Набрал воды и бегом понёсся обратно. В темноте было трудно бежать через деревню с пундом жидкости в руках, чтобы, во-первых, не споткнуться, а во-вторых, расплескать как можно меньше, — но Лас как-то с этим справился.
Рванул дверь на себя, ворвался в помещение, поставил почти полную бадью на пол, нащупал рядом собой Плюща, уже, судя по всему, проваливающегося в пьяный сон, отвесил ему несколько оплеух, а когда юный сталкер заворочался, издавая какие-то нечленораздельные звуки, — схватил за шкирку и обмакнул лицом в холодную прозрачную жидкость.
Почти сразу же Плющ стал сопротивляться, очевидно, приходя в себя, и Лас убрал руку.
— Ты совсем, что ли, в зад Первосталку?! — ужасно недовольным голосом сказал Плющ, глядя в темноте своими зоркими глазами на Ласа. Пьяным он уже почти что не выглядел.
— Не совсем, успокойся, — ответил Лас. — Надо же было с тобой что-то делать… Что это было?
— В смысле? — не понял сначала Плющ, но тут, видимо, он вспомнил всё, что делал этим вечером, и протянул, проведя ладонью по лицу: — О-о-о-ох… Зад Первосталка, неужто всё это было со мной?..
— Вспомнил? Рассказывай, — потребовал Лас.
И Плющ, пересилив себя, рассказал.
После того, как он ушёл с охоты, он заглянул к себе — мать не обрадовало его плохое настроение и односложные ответы на вопросы, да и сам Плющ не хотел никого видеть, — а потом ему пришла в голову одна мысль. Тогда он не задумался о возможных последствиях — а стоило бы. Он пошёл в пустой дом, оставшийся от семьи Стана, отыскал там кое-какие недопитые запасы самогона и, чтобы на время избавиться от расстройства, принялся тихонько, в одиночку пьянствовать. Выпил, правда, не слишком много — но достаточно, чтобы его, что называется, «развезло» и, как ожидаемое следствие, «потянуло на подвиги». Вот и… всё.
— Да уж, ничего себе подвиги… — хмыкнул Лас. — Велку Крузу дверь хотел испоганить — за то, что накричал сгоряча?
Плющ виновато кивнул.
— И что же ты там написал?
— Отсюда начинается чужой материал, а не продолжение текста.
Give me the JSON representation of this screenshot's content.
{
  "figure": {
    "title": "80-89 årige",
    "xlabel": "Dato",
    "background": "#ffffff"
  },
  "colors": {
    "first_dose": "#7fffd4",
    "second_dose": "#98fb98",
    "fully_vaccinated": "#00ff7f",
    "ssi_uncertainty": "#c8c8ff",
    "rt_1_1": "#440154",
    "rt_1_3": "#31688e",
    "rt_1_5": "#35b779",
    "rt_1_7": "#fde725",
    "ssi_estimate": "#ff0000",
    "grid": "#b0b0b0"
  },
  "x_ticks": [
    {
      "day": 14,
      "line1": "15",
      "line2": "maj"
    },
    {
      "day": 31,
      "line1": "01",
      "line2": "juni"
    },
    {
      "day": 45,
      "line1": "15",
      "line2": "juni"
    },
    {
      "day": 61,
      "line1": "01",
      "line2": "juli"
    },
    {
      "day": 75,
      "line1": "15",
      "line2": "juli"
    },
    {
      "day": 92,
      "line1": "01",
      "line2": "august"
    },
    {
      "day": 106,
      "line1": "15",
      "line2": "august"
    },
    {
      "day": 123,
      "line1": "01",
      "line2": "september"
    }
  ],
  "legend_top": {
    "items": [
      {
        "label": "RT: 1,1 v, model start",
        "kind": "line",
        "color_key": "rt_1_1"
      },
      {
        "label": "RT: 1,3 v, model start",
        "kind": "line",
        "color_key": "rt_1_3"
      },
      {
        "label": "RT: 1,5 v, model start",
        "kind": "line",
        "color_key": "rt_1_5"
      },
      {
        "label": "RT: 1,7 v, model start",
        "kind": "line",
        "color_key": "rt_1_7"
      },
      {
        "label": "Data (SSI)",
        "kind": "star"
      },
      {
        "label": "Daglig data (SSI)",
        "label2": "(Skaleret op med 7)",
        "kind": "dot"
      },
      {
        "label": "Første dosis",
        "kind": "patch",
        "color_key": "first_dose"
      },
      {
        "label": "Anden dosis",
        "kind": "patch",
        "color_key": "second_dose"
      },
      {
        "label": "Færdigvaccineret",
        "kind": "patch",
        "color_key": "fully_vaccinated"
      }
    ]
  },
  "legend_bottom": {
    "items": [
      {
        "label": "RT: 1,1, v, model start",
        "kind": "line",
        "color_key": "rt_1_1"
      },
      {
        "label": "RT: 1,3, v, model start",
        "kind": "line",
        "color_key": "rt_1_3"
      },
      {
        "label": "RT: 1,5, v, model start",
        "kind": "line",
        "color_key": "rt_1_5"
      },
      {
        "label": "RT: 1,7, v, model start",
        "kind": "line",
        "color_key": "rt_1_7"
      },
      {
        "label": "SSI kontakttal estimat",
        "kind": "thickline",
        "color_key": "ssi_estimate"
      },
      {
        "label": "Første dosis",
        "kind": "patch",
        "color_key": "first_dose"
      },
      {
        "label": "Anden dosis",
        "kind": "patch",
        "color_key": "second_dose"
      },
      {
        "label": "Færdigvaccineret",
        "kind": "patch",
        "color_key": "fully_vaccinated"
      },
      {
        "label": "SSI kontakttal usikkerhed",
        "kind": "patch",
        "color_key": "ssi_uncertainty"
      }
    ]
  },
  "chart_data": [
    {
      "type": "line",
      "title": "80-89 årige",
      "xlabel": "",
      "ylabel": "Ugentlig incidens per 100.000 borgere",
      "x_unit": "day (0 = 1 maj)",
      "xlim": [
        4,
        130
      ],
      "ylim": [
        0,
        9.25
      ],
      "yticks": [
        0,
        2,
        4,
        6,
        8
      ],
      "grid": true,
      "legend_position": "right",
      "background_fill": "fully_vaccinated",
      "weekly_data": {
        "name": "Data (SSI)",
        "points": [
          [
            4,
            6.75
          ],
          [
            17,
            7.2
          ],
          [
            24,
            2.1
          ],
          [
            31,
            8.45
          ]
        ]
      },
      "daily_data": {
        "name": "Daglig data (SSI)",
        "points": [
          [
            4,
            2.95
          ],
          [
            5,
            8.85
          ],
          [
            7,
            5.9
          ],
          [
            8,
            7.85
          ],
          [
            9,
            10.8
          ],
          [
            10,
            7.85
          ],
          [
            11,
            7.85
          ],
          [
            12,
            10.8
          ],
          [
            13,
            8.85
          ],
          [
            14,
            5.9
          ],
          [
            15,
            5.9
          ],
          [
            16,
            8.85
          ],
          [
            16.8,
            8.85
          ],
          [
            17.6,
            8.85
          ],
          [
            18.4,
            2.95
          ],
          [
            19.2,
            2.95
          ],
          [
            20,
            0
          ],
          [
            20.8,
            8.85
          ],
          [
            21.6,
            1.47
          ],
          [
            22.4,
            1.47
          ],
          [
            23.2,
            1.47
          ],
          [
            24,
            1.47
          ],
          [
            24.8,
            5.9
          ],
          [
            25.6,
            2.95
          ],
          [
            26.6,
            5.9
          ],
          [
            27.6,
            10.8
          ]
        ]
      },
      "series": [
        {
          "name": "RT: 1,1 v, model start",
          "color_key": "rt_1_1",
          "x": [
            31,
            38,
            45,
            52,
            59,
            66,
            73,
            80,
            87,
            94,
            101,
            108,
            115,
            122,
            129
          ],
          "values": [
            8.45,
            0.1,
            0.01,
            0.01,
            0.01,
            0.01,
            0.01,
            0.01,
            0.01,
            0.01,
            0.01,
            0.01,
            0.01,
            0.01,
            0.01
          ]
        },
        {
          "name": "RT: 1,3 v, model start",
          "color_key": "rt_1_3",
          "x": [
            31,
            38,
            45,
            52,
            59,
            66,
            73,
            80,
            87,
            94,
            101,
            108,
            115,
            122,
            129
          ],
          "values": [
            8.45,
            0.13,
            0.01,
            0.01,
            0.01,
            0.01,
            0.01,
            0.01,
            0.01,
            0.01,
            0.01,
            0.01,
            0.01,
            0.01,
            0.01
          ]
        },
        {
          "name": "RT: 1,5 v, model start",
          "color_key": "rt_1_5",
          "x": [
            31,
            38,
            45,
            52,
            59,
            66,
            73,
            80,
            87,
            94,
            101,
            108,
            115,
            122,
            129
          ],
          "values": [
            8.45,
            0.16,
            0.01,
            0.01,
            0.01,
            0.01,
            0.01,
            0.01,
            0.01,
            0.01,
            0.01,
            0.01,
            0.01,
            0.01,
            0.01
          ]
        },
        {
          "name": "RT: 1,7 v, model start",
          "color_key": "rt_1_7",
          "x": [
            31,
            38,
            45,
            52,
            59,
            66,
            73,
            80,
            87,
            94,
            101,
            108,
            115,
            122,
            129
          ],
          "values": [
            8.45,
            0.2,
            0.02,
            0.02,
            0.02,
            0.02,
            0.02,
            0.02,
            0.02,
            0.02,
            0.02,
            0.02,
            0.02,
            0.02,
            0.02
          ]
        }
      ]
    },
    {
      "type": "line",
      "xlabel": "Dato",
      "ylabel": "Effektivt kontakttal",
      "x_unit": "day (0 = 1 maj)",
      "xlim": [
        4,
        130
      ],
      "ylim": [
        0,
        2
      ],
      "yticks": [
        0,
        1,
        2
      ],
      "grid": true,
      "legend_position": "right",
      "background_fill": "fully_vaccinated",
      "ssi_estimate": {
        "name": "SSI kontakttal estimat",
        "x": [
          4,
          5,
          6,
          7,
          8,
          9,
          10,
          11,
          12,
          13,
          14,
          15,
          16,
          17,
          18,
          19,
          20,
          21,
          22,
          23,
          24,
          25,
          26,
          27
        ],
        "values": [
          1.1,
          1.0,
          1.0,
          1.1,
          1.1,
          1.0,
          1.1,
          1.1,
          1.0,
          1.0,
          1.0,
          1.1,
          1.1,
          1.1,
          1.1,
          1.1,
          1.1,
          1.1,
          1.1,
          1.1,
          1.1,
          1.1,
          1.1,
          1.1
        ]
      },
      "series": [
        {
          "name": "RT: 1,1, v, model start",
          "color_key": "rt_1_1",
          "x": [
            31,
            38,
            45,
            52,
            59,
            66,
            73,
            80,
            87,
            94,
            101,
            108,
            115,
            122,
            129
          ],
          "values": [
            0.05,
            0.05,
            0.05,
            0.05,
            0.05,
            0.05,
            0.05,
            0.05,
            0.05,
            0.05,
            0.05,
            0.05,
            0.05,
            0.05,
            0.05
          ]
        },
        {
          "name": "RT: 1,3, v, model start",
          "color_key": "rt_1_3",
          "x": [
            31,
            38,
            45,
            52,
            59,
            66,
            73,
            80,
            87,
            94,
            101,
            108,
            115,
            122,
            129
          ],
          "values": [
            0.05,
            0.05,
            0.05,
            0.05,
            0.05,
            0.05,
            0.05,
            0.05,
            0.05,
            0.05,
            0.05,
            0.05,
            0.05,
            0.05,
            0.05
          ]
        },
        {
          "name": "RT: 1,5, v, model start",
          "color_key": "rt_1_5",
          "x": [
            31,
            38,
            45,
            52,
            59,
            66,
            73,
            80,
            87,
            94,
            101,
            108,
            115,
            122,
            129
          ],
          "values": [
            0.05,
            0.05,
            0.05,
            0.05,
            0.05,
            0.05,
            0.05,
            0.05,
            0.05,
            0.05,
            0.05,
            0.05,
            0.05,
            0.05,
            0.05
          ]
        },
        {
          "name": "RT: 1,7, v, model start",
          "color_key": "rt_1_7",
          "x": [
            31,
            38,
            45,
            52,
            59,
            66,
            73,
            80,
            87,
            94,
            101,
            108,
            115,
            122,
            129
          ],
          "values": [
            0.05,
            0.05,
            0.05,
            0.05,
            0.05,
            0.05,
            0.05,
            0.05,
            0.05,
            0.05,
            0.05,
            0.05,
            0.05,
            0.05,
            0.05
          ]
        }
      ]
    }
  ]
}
И чем?
— Всякие… нехорошие вещи, — ответил юный сталкер. — Печной сажей.
— М-да… Завтра наверняка поднимется буча… — стал думать вслух Лас. — Так как у тебя есть повод для такого поступка, ты станешь главным подозреваемым. Да и мне несладко будет: я же, когда ты, весь из себя обиженный, пошёл в деревню, — сцепился с велком, стал доказывать ему, что ты не виноват и такое на охоте — особенно одной из первых — может случиться с каждым… короче, я ему врезал. В ответ.
— Дела-а… — протянул Плющ. По голосу было понятно, что ему сейчас не очень хорошо — как морально, так и физически. — Как же мне…
Не договорив, он вдруг вскочил и кинулся наружу. По звукам, через мгновение донёсшимся до Ласа, тот понял, что Плюща рвёт. А чего, не надо было пить…
Вскоре юноша вернулся в дом друга и тяжело опустился на пол.
— Как же, к Первосталку, спать хочется… — пробормотал он.
— Подождёшь, — отрезал Лас. — Нам надо придумать, что теперь делать. Ты облажался на охоте и дважды оскорбил велка (если что, надпись тоже считается), я — вообще дал ему в глаз… Нас завтра начнут живьём есть. Прямо с утра.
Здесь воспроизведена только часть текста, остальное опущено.